# Exterior front door casing damage by interior trim carpenter



## sahk (Jul 5, 2013)

My front door had not closed properly in years -- it stuck in a couple different places, took a really heavy hand to open it, and was just plain out of alignment (the easiest way I can say it). My interior trim carpenter said he would fix it as he was there doing other projects in the house. He removed the interior door casing to add shims and align the jamb. While it appears he fixed it from the inside (the door doesn't stick and opens smoothly now), you will see that the exterior casing on the opposite side has now protruded out about 1/4 to 1/3 inch. The separation is on the handle set side only, both top and hinge side did not separate. 

My question is how severe is this?

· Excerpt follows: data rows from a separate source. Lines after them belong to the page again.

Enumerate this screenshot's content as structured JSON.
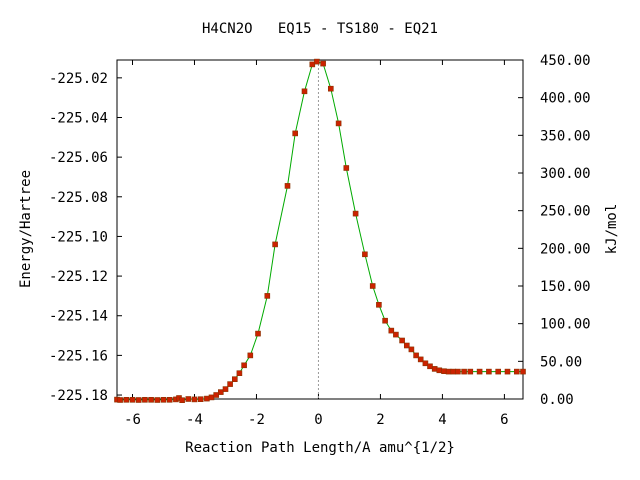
{
  "chart_data": {
    "type": "line",
    "title": "H4CN2O   EQ15 - TS180 - EQ21",
    "xlabel": "Reaction Path Length/A amu^{1/2}",
    "ylabel": "Energy/Hartree",
    "y2label": "kJ/mol",
    "xlim": [
      -6.5,
      6.6
    ],
    "ylim": [
      -225.182,
      -225.011
    ],
    "y2lim": [
      0.0,
      450.0
    ],
    "x_ticks": [
      -6,
      -4,
      -2,
      0,
      2,
      4,
      6
    ],
    "x_tick_labels": [
      "-6",
      "-4",
      "-2",
      "0",
      "2",
      "4",
      "6"
    ],
    "y_ticks": [
      -225.18,
      -225.16,
      -225.14,
      -225.12,
      -225.1,
      -225.08,
      -225.06,
      -225.04,
      -225.02
    ],
    "y_tick_labels": [
      "-225.18",
      "-225.16",
      "-225.14",
      "-225.12",
      "-225.10",
      "-225.08",
      "-225.06",
      "-225.04",
      "-225.02"
    ],
    "y2_ticks": [
      0,
      50,
      100,
      150,
      200,
      250,
      300,
      350,
      400,
      450
    ],
    "y2_tick_labels": [
      "0.00",
      "50.00",
      "100.00",
      "150.00",
      "200.00",
      "250.00",
      "300.00",
      "350.00",
      "400.00",
      "450.00"
    ],
    "ts_marker_x": 0.0,
    "grid": false,
    "colors": {
      "line": "#00aa00",
      "marker": "#cc2200",
      "marker_edge": "#883300",
      "ts_line": "#999999"
    },
    "series": [
      {
        "x": [
          -6.5,
          -6.4,
          -6.2,
          -6.0,
          -5.8,
          -5.6,
          -5.4,
          -5.2,
          -5.0,
          -4.8,
          -4.6,
          -4.5,
          -4.4,
          -4.2,
          -4.0,
          -3.8,
          -3.6,
          -3.45,
          -3.3,
          -3.15,
          -3.0,
          -2.85,
          -2.7,
          -2.55,
          -2.4,
          -2.2,
          -1.95,
          -1.65,
          -1.4,
          -1.0,
          -0.75,
          -0.45,
          -0.2,
          -0.05,
          0.15,
          0.4,
          0.65,
          0.9,
          1.2,
          1.5,
          1.75,
          1.95,
          2.15,
          2.35,
          2.5,
          2.7,
          2.85,
          3.0,
          3.15,
          3.3,
          3.45,
          3.6,
          3.75,
          3.9,
          4.05,
          4.2,
          4.35,
          4.5,
          4.7,
          4.9,
          5.2,
          5.5,
          5.8,
          6.1,
          6.4,
          6.6
        ],
        "y": [
          -225.1823,
          -225.1825,
          -225.1824,
          -225.1824,
          -225.1825,
          -225.1824,
          -225.1824,
          -225.1825,
          -225.1824,
          -225.1824,
          -225.1822,
          -225.1815,
          -225.1826,
          -225.182,
          -225.1822,
          -225.1821,
          -225.1818,
          -225.1812,
          -225.18,
          -225.1785,
          -225.177,
          -225.1745,
          -225.172,
          -225.169,
          -225.165,
          -225.16,
          -225.149,
          -225.13,
          -225.104,
          -225.0745,
          -225.048,
          -225.0268,
          -225.0132,
          -225.0118,
          -225.0128,
          -225.0255,
          -225.043,
          -225.0655,
          -225.0885,
          -225.109,
          -225.125,
          -225.1345,
          -225.1425,
          -225.1475,
          -225.1495,
          -225.1525,
          -225.155,
          -225.157,
          -225.16,
          -225.162,
          -225.164,
          -225.1655,
          -225.1668,
          -225.1675,
          -225.168,
          -225.1682,
          -225.1682,
          -225.1682,
          -225.1682,
          -225.1682,
          -225.1682,
          -225.1682,
          -225.1682,
          -225.1682,
          -225.1682,
          -225.1682
        ]
      }
    ]
  }
}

Is it something that can be expected when he fixed the alignment and jamb? Can I simply caulk the exposed area and repaint it? Or do I need to do something more, like install new casing for the exterior side of the door?

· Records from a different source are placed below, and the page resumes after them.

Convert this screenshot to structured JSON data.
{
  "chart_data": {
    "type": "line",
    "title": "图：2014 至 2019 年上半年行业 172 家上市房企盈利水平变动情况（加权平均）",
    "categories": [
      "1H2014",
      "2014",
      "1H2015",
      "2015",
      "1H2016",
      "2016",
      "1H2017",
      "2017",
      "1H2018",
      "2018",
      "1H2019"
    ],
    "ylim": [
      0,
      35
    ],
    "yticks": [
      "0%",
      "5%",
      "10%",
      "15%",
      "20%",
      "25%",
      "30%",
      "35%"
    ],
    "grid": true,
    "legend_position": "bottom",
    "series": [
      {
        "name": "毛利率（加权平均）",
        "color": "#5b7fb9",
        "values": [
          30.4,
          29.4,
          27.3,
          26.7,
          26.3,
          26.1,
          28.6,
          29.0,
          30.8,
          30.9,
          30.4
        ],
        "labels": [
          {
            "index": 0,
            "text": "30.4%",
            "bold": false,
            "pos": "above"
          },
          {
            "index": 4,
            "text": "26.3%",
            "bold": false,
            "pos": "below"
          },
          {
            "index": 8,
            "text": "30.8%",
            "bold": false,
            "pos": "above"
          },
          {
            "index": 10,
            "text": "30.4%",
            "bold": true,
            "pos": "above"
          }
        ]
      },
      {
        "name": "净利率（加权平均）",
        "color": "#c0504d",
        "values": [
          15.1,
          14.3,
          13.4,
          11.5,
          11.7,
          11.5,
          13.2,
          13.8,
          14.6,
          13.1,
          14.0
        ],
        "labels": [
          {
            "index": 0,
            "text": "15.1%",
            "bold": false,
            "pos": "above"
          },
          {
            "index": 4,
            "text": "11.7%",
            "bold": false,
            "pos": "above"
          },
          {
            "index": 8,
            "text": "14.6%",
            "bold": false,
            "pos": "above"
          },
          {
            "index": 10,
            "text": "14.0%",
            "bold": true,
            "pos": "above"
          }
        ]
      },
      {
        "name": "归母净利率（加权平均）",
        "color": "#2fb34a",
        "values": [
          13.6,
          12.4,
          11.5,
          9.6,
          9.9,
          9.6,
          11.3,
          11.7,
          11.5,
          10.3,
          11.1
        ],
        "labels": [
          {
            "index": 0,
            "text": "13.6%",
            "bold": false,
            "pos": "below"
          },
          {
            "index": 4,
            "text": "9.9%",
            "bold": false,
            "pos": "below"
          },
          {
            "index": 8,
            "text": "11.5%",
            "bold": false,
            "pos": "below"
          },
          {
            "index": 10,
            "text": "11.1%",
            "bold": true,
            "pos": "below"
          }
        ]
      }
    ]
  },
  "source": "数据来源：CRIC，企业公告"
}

Thank you all for your input! Seems like you fix one thing in an old house and it leads to two things breaking.


----------



## gowings (Jun 17, 2013)

2 options. 


I would get some expandable foam in the can. For windows and doors. It has minimal expansion. Fill the void/ crack flush with the wall or a little less leaving a say 1/8" then I would caulk it with exterior latex caulking. Since the door was reset and now is closing properly you have little choice.
Get some molding to hide the now shown crack, paint and caulk it.


----------



## DaveTTC (May 25, 2012)

If the casement feels solid and secure and you are happy to fill and paint then that is all I would do. In Australia we have a variety of gap fillers you squeeze out of a tube with a chalking gun. 

A better brand (here Selleys No More Gaps) is the choice as the paint does not seem to crack as frequently compared to painting over a cheaper filler.


----------